Indeed it does. It ensures hell for countries containing 200m people, or more. Judging by the rise of Sinn Fein, the Dutch Freedom Party, the Dutch Socialist Party (hard-Left), France’s Front National, and some true fire-breathers in Greece, they victims will not readily put up with this.
Julian Callow from Barclays Capital said there is no almost no historical precedent for the sort of deleveraging under way in the EMU periphery. Credit rose from 100pc of GDP to over 200pc in Ireland, Greece, Portugal, and Spain in the EMU boom. "This is far higher than in Japan during the 1980s. It is hard to find an historical parallel or any insight from economic theory for where we are going," he said.
Mr Callow said Spanish houses are only halfway through their correction and are likely to fall another 20pc before clearing the overhang of stock.
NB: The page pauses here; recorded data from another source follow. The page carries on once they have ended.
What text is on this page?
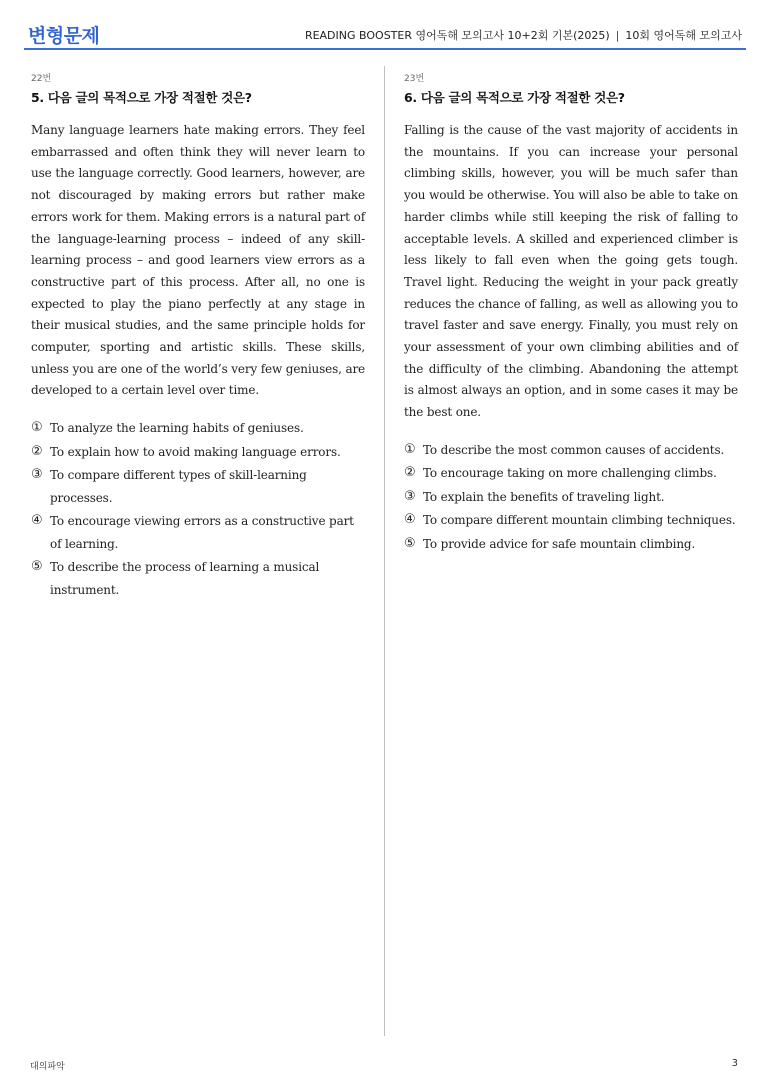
변형문제	READING BOOSTER 영어독해 모의고사 10+2회 기본(2025) | 10회 영어독해 모의고사
22번
5. 다음 글의 목적으로 가장 적절한 것은?
Many language learners hate making errors. They feel embarrassed and often think they will never learn to use the language correctly. Good learners, however, are not discouraged by making errors but rather make errors work for them. Making errors is a natural part of the language-learning process – indeed of any skill-learning process – and good learners view errors as a constructive part of this process. After all, no one is expected to play the piano perfectly at any stage in their musical studies, and the same principle holds for computer, sporting and artistic skills. These skills, unless you are one of the world’s very few geniuses, are developed to a certain level over time.
① To analyze the learning habits of geniuses.
② To explain how to avoid making language errors.
③ To compare different types of skill-learning processes.
④ To encourage viewing errors as a constructive part of learning.
⑤ To describe the process of learning a musical instrument.
23번
6. 다음 글의 목적으로 가장 적절한 것은?
Falling is the cause of the vast majority of accidents in the mountains. If you can increase your personal climbing skills, however, you will be much safer than you would be otherwise. You will also be able to take on harder climbs while still keeping the risk of falling to acceptable levels. A skilled and experienced climber is less likely to fall even when the going gets tough. Travel light. Reducing the weight in your pack greatly reduces the chance of falling, as well as allowing you to travel faster and save energy. Finally, you must rely on your assessment of your own climbing abilities and of the difficulty of the climbing. Abandoning the attempt is almost always an option, and in some cases it may be the best one.
① To describe the most common causes of accidents.
② To encourage taking on more challenging climbs.
③ To explain the benefits of traveling light.
④ To compare different mountain climbing techniques.
⑤ To provide advice for safe mountain climbing.
대의파악	3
The shock for banks will be ugly. The Bank of Spain said yesterday that mortgages fell 49.6pc in February from a year ago.
Mr Draghi called for a "Growth compact" today – but so did Chancellor Merkel, illustrating how meaningless such rhetoric can be. Mr Draghi’s plea is a cop out. The proper policy mix for Euroland – in as much as it is possible to devise policy for such a menagerie – is a moderate pace of fiscal tightening (much slower than now), offset by monetary stimulus a l’outrance. That means cutting rates to the zero-bound (0.5pc) and launching fully fledged QE until the M3 money collapse in Club Med is halted, and M3 for the whole eurozone is growing at 5pc.
And no, the LTRO is not QE. It does not shift the risk onto the balance sheet of the central bank. It does not work through the quantity money mechanism (or at least, not efficiently). It concentrates the risk on the books of private banks, many of them engaged in a Hail Mary gamble on redemption by buying Spanish and Italian bonds with ECB money.
Or one analyst said, the LTRO lets northern banks dump their bond holdings onto Club Med banks. The renationalisation of the eurozone financial system goes a step further.
The LTRO "carry trade" is already revealing the sting in its tail in any case since the banks are by now underwater on a lot of bonds. What happens if and when they need to sell those bonds to cover debts falling due over the next year?
Until the ECB conducts monetary policy with proper energy, calls for "Growth Compacts" from governments amount to humbug. The ECB needs to do its own work.
We all know why it will not do so: because Hayekian romantics at the Bundesbank hold sway, and none of the other governors dare say boo. Live with the consequences.